如何解决 Python sklearn 随机森林中的过度拟合? [英] How do I solve overfitting in random forest of Python sklearn?

查看:285
本文介绍了如何解决 Python sklearn 随机森林中的过度拟合?的处理方法,对大家解决问题具有一定的参考价值,需要的朋友们下面随着小编来一起学习吧!

问题描述

我正在使用在 python sklearn 包中实现的 RandomForestClassifier 来构建二进制分类模型.以下是交叉验证的结果:

I am using RandomForestClassifier implemented in python sklearn package to build a binary classification model. The below is the results of cross validations:

Fold 1 : Train: 164  Test: 40
Train Accuracy: 0.914634146341
Test Accuracy: 0.55

Fold 2 : Train: 163  Test: 41
Train Accuracy: 0.871165644172
Test Accuracy: 0.707317073171

Fold 3 : Train: 163  Test: 41
Train Accuracy: 0.889570552147
Test Accuracy: 0.585365853659

Fold 4 : Train: 163  Test: 41
Train Accuracy: 0.871165644172
Test Accuracy: 0.756097560976

Fold 5 : Train: 163  Test: 41
Train Accuracy: 0.883435582822
Test Accuracy: 0.512195121951

我正在使用价格"功能来预测质量",这是一个序数值.在每个交叉验证中,有 163 个训练样例和 41 个测试样例.

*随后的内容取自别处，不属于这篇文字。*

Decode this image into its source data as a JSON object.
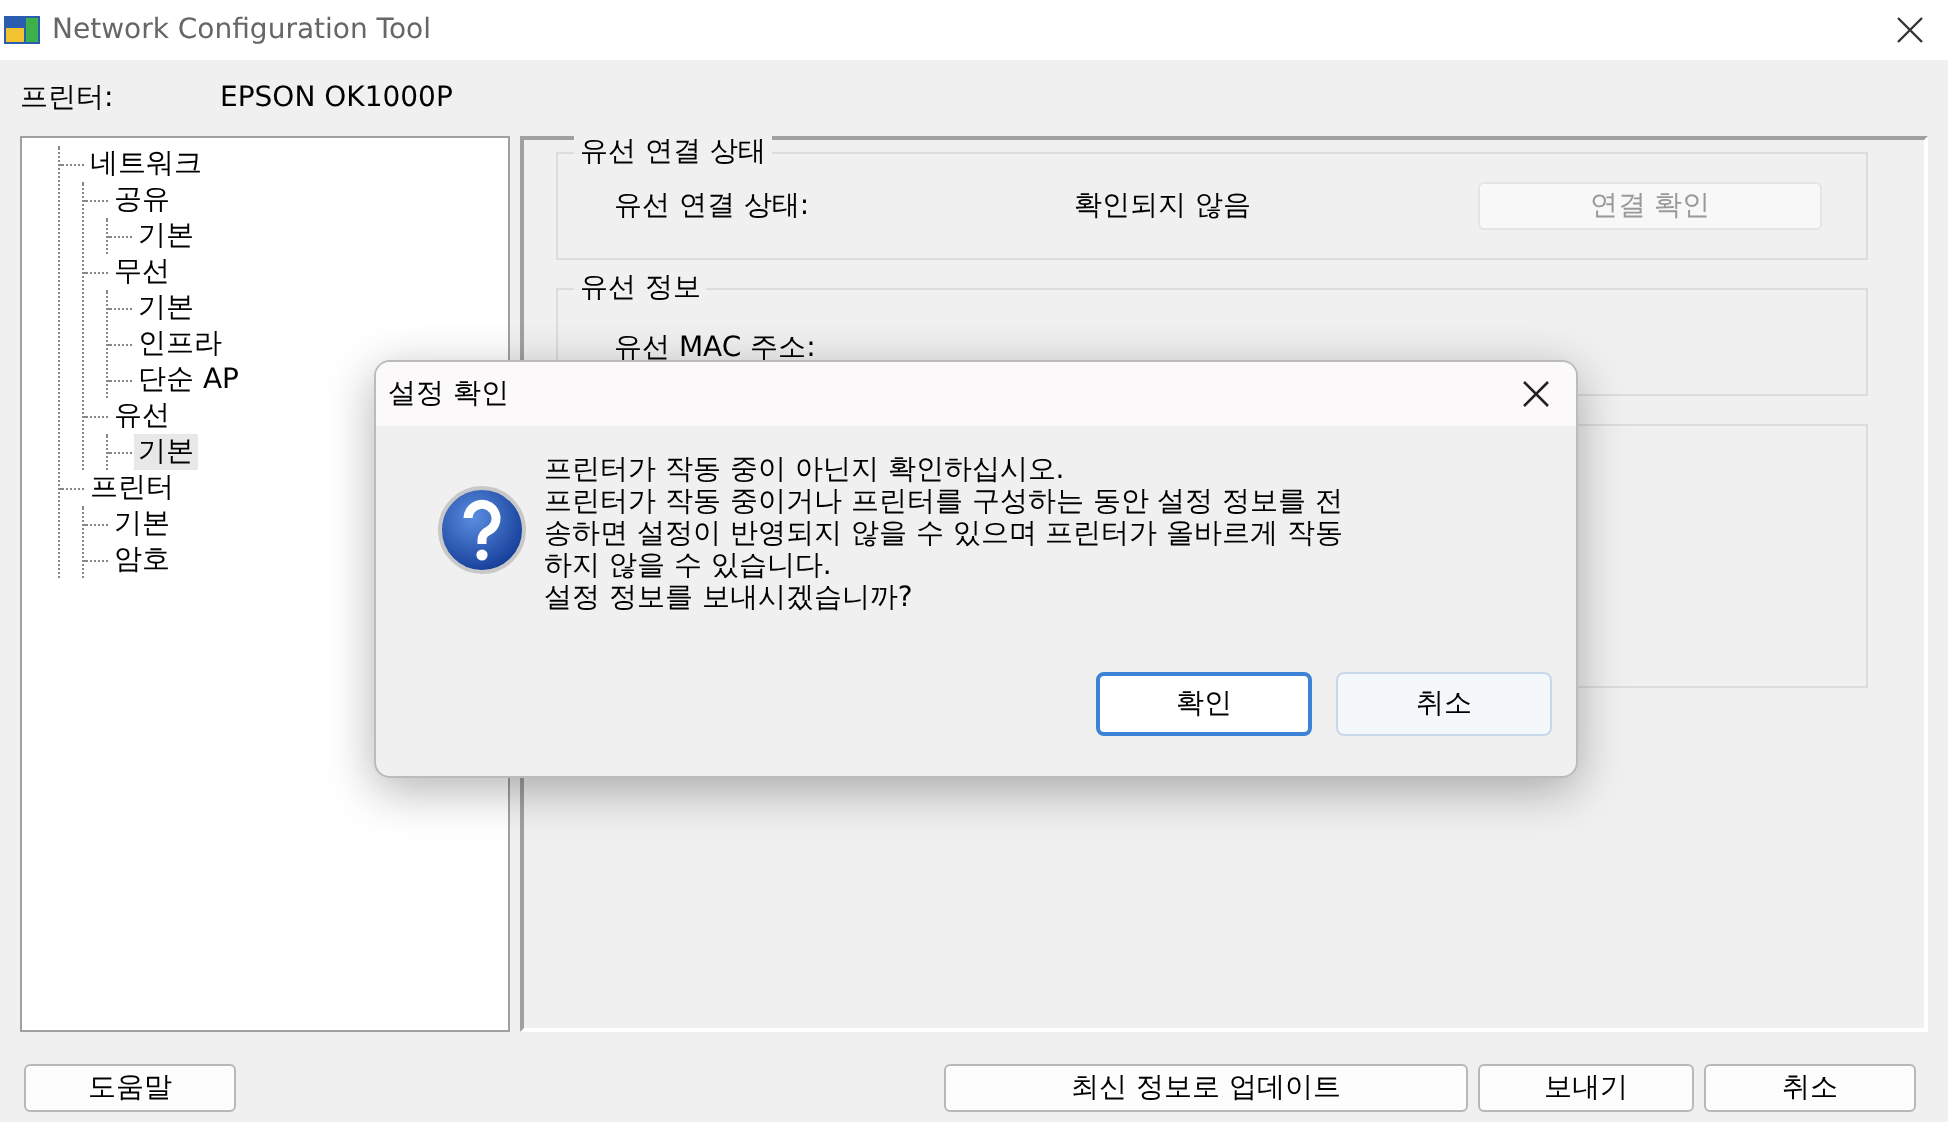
{
  "window": {
    "title": "Network Configuration Tool"
  },
  "printer": {
    "label": "프린터:",
    "value": "EPSON OK1000P"
  },
  "tree": [
    {
      "label": "네트워크",
      "selected": false,
      "children": [
        {
          "label": "공유",
          "selected": false,
          "children": [
            {
              "label": "기본",
              "selected": false
            }
          ]
        },
        {
          "label": "무선",
          "selected": false,
          "children": [
            {
              "label": "기본",
              "selected": false
            },
            {
              "label": "인프라",
              "selected": false
            },
            {
              "label": "단순 AP",
              "selected": false
            }
          ]
        },
        {
          "label": "유선",
          "selected": false,
          "children": [
            {
              "label": "기본",
              "selected": true
            }
          ]
        }
      ]
    },
    {
      "label": "프린터",
      "selected": false,
      "children": [
        {
          "label": "기본",
          "selected": false
        },
        {
          "label": "암호",
          "selected": false
        }
      ]
    }
  ],
  "groups": [
    {
      "title": "유선 연결 상태",
      "label": "유선 연결 상태:",
      "value": "확인되지 않음",
      "button": {
        "label": "연결 확인",
        "disabled": true
      }
    },
    {
      "title": "유선 정보",
      "label": "유선 MAC 주소:"
    }
  ],
  "dialog": {
    "title": "설정 확인",
    "message": [
      "프린터가 작동 중이 아닌지 확인하십시오.",
      "프린터가 작동 중이거나 프린터를 구성하는 동안 설정 정보를 전",
      "송하면 설정이 반영되지 않을 수 있으며 프린터가 올바르게 작동",
      "하지 않을 수 있습니다.",
      "설정 정보를 보내시겠습니까?"
    ],
    "buttons": [
      {
        "label": "확인",
        "default": true
      },
      {
        "label": "취소",
        "default": false
      }
    ]
  },
  "footer": {
    "help": "도움말",
    "buttons": [
      "최신 정보로 업데이트",
      "보내기",
      "취소"
    ]
  }
}
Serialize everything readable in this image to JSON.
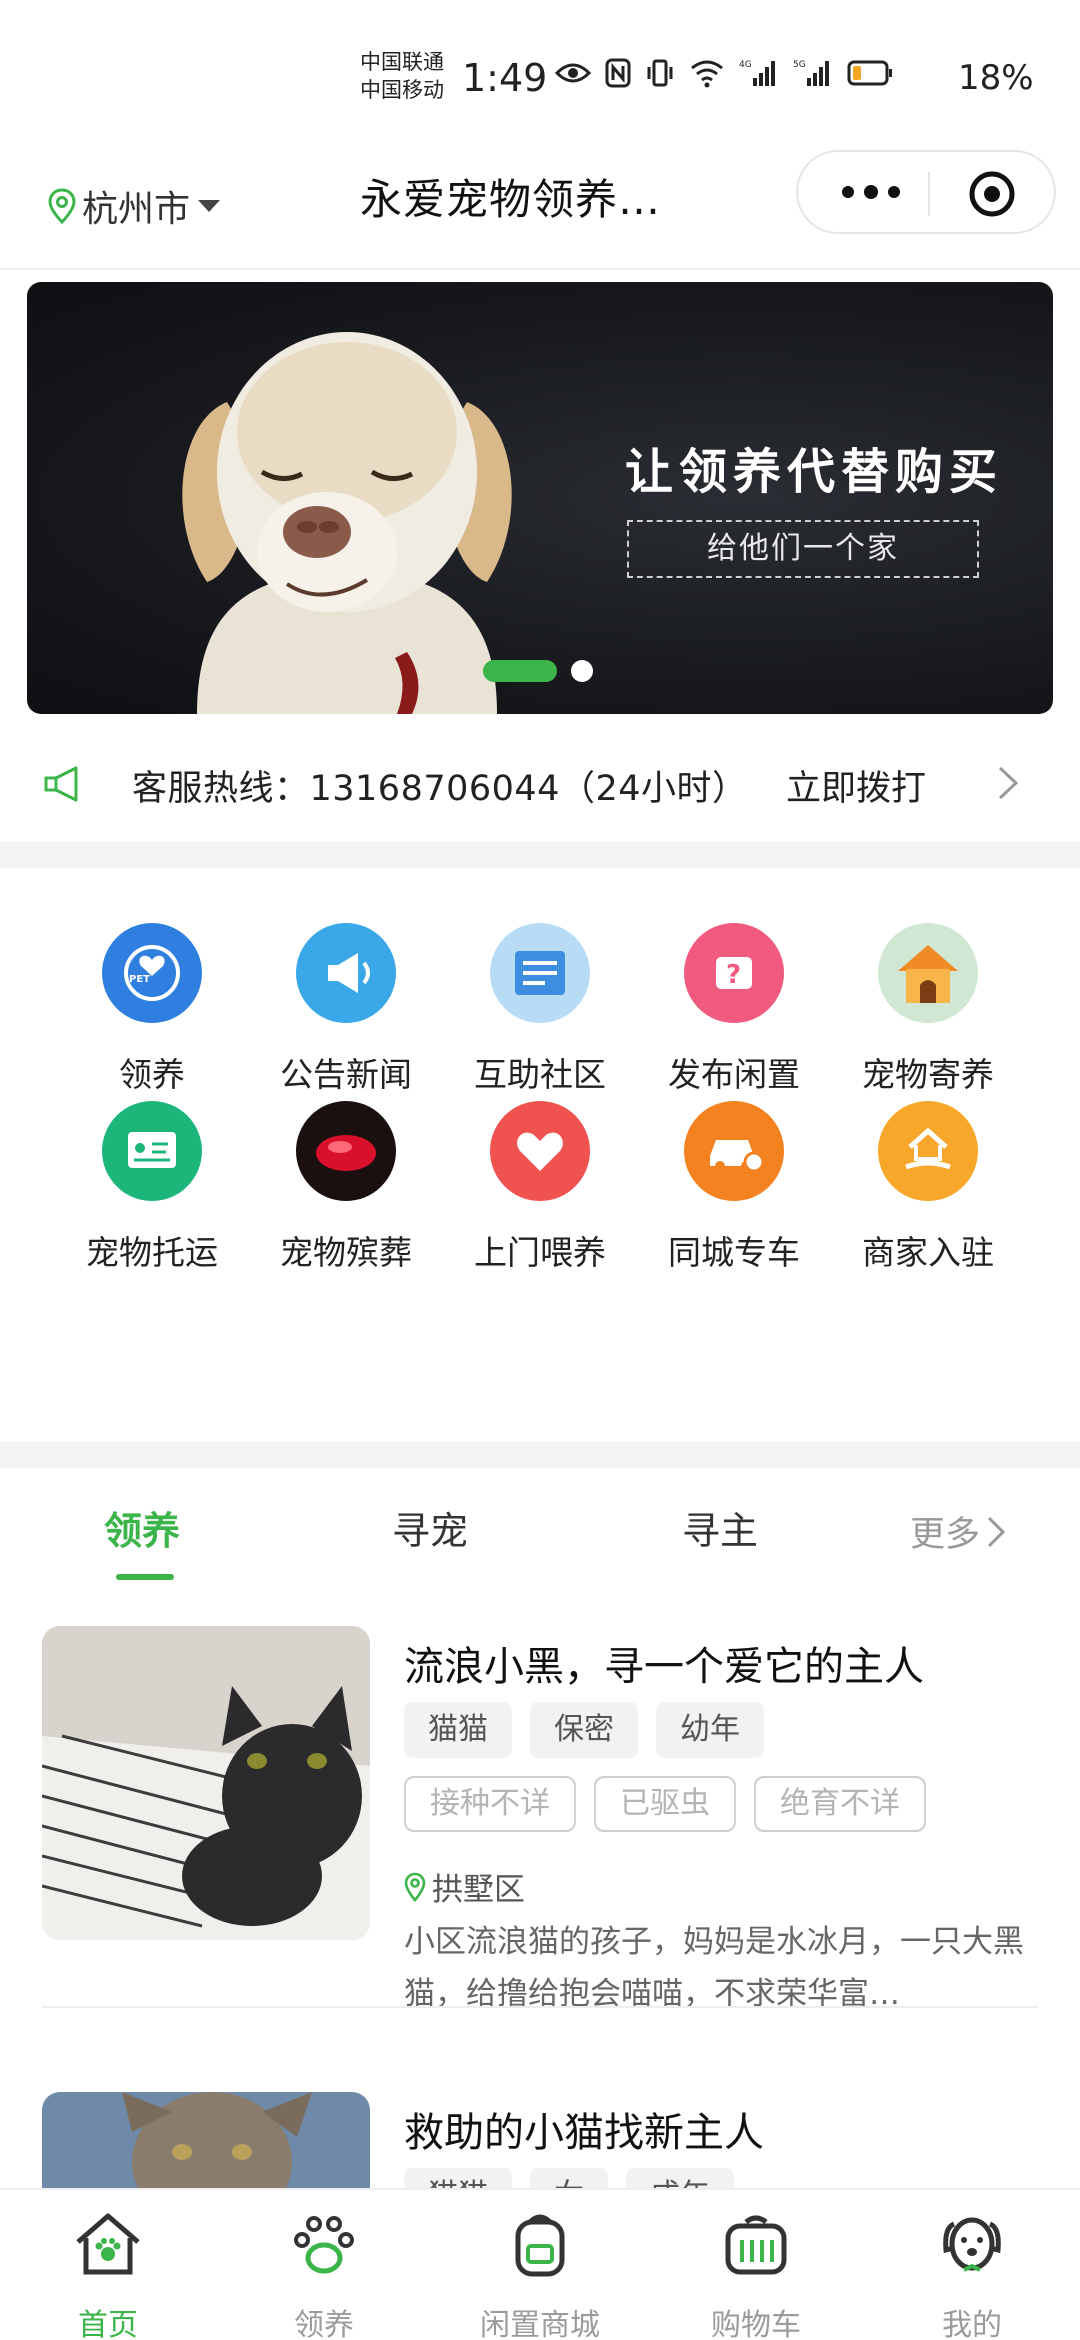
{
  "status_bar": {
    "carrier_1": "中国联通",
    "carrier_2": "中国移动",
    "time": "1:49",
    "battery": "18%"
  },
  "header": {
    "city": "杭州市",
    "title": "永爱宠物领养…"
  },
  "banner": {
    "headline": "让领养代替购买",
    "subline": "给他们一个家",
    "active_slide": 1,
    "slide_count": 2
  },
  "hotline": {
    "text": "客服热线：13168706044（24小时）",
    "action": "立即拨打"
  },
  "menu": {
    "items": [
      {
        "label": "领养",
        "icon": "adopt-pet-icon",
        "color": "#2f7fe0"
      },
      {
        "label": "公告新闻",
        "icon": "megaphone-icon",
        "color": "#3aa7e8"
      },
      {
        "label": "互助社区",
        "icon": "scroll-icon",
        "color": "#5aaeea"
      },
      {
        "label": "发布闲置",
        "icon": "question-box-icon",
        "color": "#f05a7e"
      },
      {
        "label": "宠物寄养",
        "icon": "dog-house-icon",
        "color": "#f7a93a"
      },
      {
        "label": "宠物托运",
        "icon": "pet-id-card-icon",
        "color": "#1cb67a"
      },
      {
        "label": "宠物殡葬",
        "icon": "red-gem-icon",
        "color": "#d8102c"
      },
      {
        "label": "上门喂养",
        "icon": "heart-icon",
        "color": "#f0524f"
      },
      {
        "label": "同城专车",
        "icon": "car-icon",
        "color": "#f58220"
      },
      {
        "label": "商家入驻",
        "icon": "merchant-house-icon",
        "color": "#f7a82b"
      }
    ]
  },
  "tabs": {
    "items": [
      "领养",
      "寻宠",
      "寻主"
    ],
    "more": "更多"
  },
  "listings": [
    {
      "title": "流浪小黑，寻一个爱它的主人",
      "tags": [
        "猫猫",
        "保密",
        "幼年"
      ],
      "health_tags": [
        "接种不详",
        "已驱虫",
        "绝育不详"
      ],
      "location": "拱墅区",
      "description": "小区流浪猫的孩子，妈妈是水冰月，一只大黑猫，给撸给抱会喵喵，不求荣华富…"
    },
    {
      "title": "救助的小猫找新主人",
      "tags": [
        "猫猫",
        "女",
        "成年"
      ]
    }
  ],
  "bottom_nav": {
    "items": [
      {
        "label": "首页",
        "icon": "home-icon"
      },
      {
        "label": "领养",
        "icon": "paw-icon"
      },
      {
        "label": "闲置商城",
        "icon": "backpack-icon"
      },
      {
        "label": "购物车",
        "icon": "pet-carrier-icon"
      },
      {
        "label": "我的",
        "icon": "dog-face-icon"
      }
    ],
    "active_color": "#3bb54a",
    "inactive_color": "#9b9b9b"
  }
}
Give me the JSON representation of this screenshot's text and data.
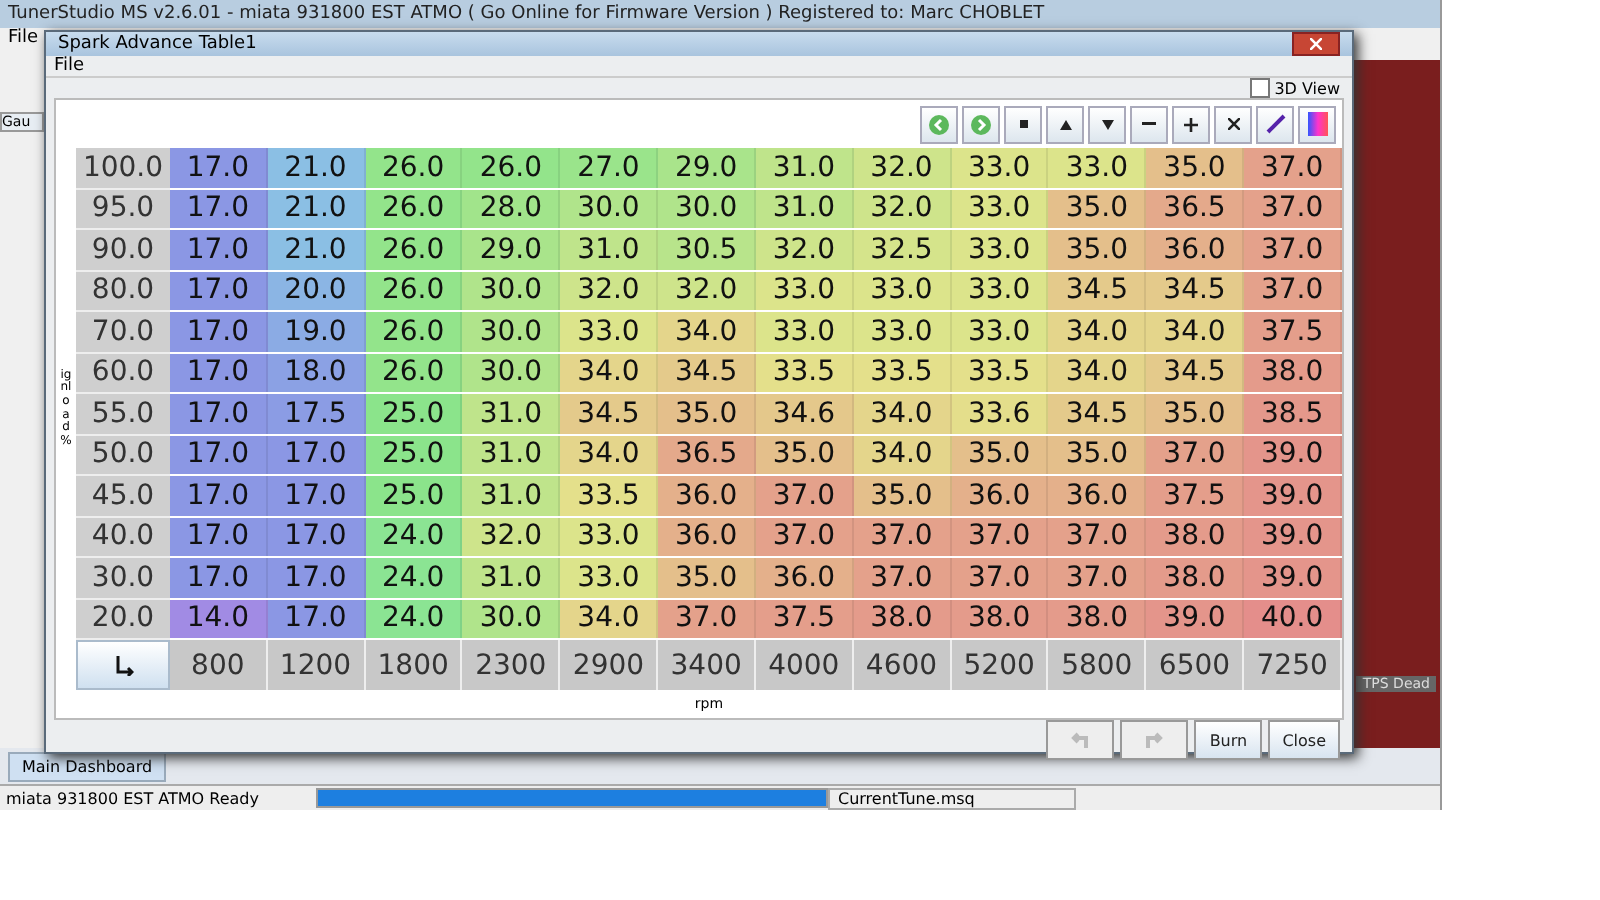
{
  "app": {
    "title": "TunerStudio MS v2.6.01 - miata 931800 EST ATMO ( Go Online for Firmware Version ) Registered to: Marc CHOBLET",
    "menu": [
      "File"
    ],
    "partial_tab": "Gau",
    "gauge_label": "TPS Dead"
  },
  "dialog": {
    "title": "Spark Advance Table1",
    "menu": [
      "File"
    ],
    "view_3d": {
      "label": "3D View",
      "checked": false
    },
    "toolbar": [
      {
        "kind": "back"
      },
      {
        "kind": "forward"
      },
      {
        "kind": "set"
      },
      {
        "kind": "up"
      },
      {
        "kind": "down"
      },
      {
        "kind": "minus"
      },
      {
        "kind": "plus"
      },
      {
        "kind": "scale"
      },
      {
        "kind": "pen"
      },
      {
        "kind": "colors"
      }
    ],
    "y_label": "ignload %",
    "x_label": "rpm",
    "rows": [
      {
        "load": "100.0",
        "values": [
          "17.0",
          "21.0",
          "26.0",
          "26.0",
          "27.0",
          "29.0",
          "31.0",
          "32.0",
          "33.0",
          "33.0",
          "35.0",
          "37.0"
        ]
      },
      {
        "load": "95.0",
        "values": [
          "17.0",
          "21.0",
          "26.0",
          "28.0",
          "30.0",
          "30.0",
          "31.0",
          "32.0",
          "33.0",
          "35.0",
          "36.5",
          "37.0"
        ]
      },
      {
        "load": "90.0",
        "values": [
          "17.0",
          "21.0",
          "26.0",
          "29.0",
          "31.0",
          "30.5",
          "32.0",
          "32.5",
          "33.0",
          "35.0",
          "36.0",
          "37.0"
        ]
      },
      {
        "load": "80.0",
        "values": [
          "17.0",
          "20.0",
          "26.0",
          "30.0",
          "32.0",
          "32.0",
          "33.0",
          "33.0",
          "33.0",
          "34.5",
          "34.5",
          "37.0"
        ]
      },
      {
        "load": "70.0",
        "values": [
          "17.0",
          "19.0",
          "26.0",
          "30.0",
          "33.0",
          "34.0",
          "33.0",
          "33.0",
          "33.0",
          "34.0",
          "34.0",
          "37.5"
        ]
      },
      {
        "load": "60.0",
        "values": [
          "17.0",
          "18.0",
          "26.0",
          "30.0",
          "34.0",
          "34.5",
          "33.5",
          "33.5",
          "33.5",
          "34.0",
          "34.5",
          "38.0"
        ]
      },
      {
        "load": "55.0",
        "values": [
          "17.0",
          "17.5",
          "25.0",
          "31.0",
          "34.5",
          "35.0",
          "34.6",
          "34.0",
          "33.6",
          "34.5",
          "35.0",
          "38.5"
        ]
      },
      {
        "load": "50.0",
        "values": [
          "17.0",
          "17.0",
          "25.0",
          "31.0",
          "34.0",
          "36.5",
          "35.0",
          "34.0",
          "35.0",
          "35.0",
          "37.0",
          "39.0"
        ]
      },
      {
        "load": "45.0",
        "values": [
          "17.0",
          "17.0",
          "25.0",
          "31.0",
          "33.5",
          "36.0",
          "37.0",
          "35.0",
          "36.0",
          "36.0",
          "37.5",
          "39.0"
        ]
      },
      {
        "load": "40.0",
        "values": [
          "17.0",
          "17.0",
          "24.0",
          "32.0",
          "33.0",
          "36.0",
          "37.0",
          "37.0",
          "37.0",
          "37.0",
          "38.0",
          "39.0"
        ]
      },
      {
        "load": "30.0",
        "values": [
          "17.0",
          "17.0",
          "24.0",
          "31.0",
          "33.0",
          "35.0",
          "36.0",
          "37.0",
          "37.0",
          "37.0",
          "38.0",
          "39.0"
        ]
      },
      {
        "load": "20.0",
        "values": [
          "14.0",
          "17.0",
          "24.0",
          "30.0",
          "34.0",
          "37.0",
          "37.5",
          "38.0",
          "38.0",
          "38.0",
          "39.0",
          "40.0"
        ]
      }
    ],
    "rpm": [
      "800",
      "1200",
      "1800",
      "2300",
      "2900",
      "3400",
      "4000",
      "4600",
      "5200",
      "5800",
      "6500",
      "7250"
    ],
    "buttons": [
      {
        "kind": "undo",
        "disabled": true
      },
      {
        "kind": "redo",
        "disabled": true
      },
      {
        "kind": "text",
        "label": "Burn",
        "disabled": false
      },
      {
        "kind": "text",
        "label": "Close",
        "disabled": false
      }
    ]
  },
  "tabs": [
    {
      "label": "Main Dashboard",
      "selected": true
    }
  ],
  "status": {
    "left": "miata 931800 EST ATMO Ready",
    "file": "CurrentTune.msq",
    "level": 1
  }
}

I am using "Price" feature to predict "quality" which is a ordinal value. In each cross validation, there are 163 training examples and 41 test examples.

显然,这里发生了过度拟合.那么有没有sklearn提供的参数可以用来解决这个问题呢?我在这里找到了一些参数,例如min_samples_split 和 min_sample_leaf,但我不太明白如何调整它们.

Apparently, overfitting occurs here. So is there any parameters provided by sklearn can be used to overcome this problem? I found some parameters here, e.g. min_samples_split and min_sample_leaf, but I do not quite understand how to tune them.

提前致谢!

推荐答案

我同意 @Falcon w.r.t.数据集大小.主要问题很可能是数据集的小尺寸.如果可能,您能做的最好的事情就是获取更多数据,数据越多(通常)过拟合的可能性就越小,因为随着数据集大小的增加,出现预测的随机模式开始被淹没.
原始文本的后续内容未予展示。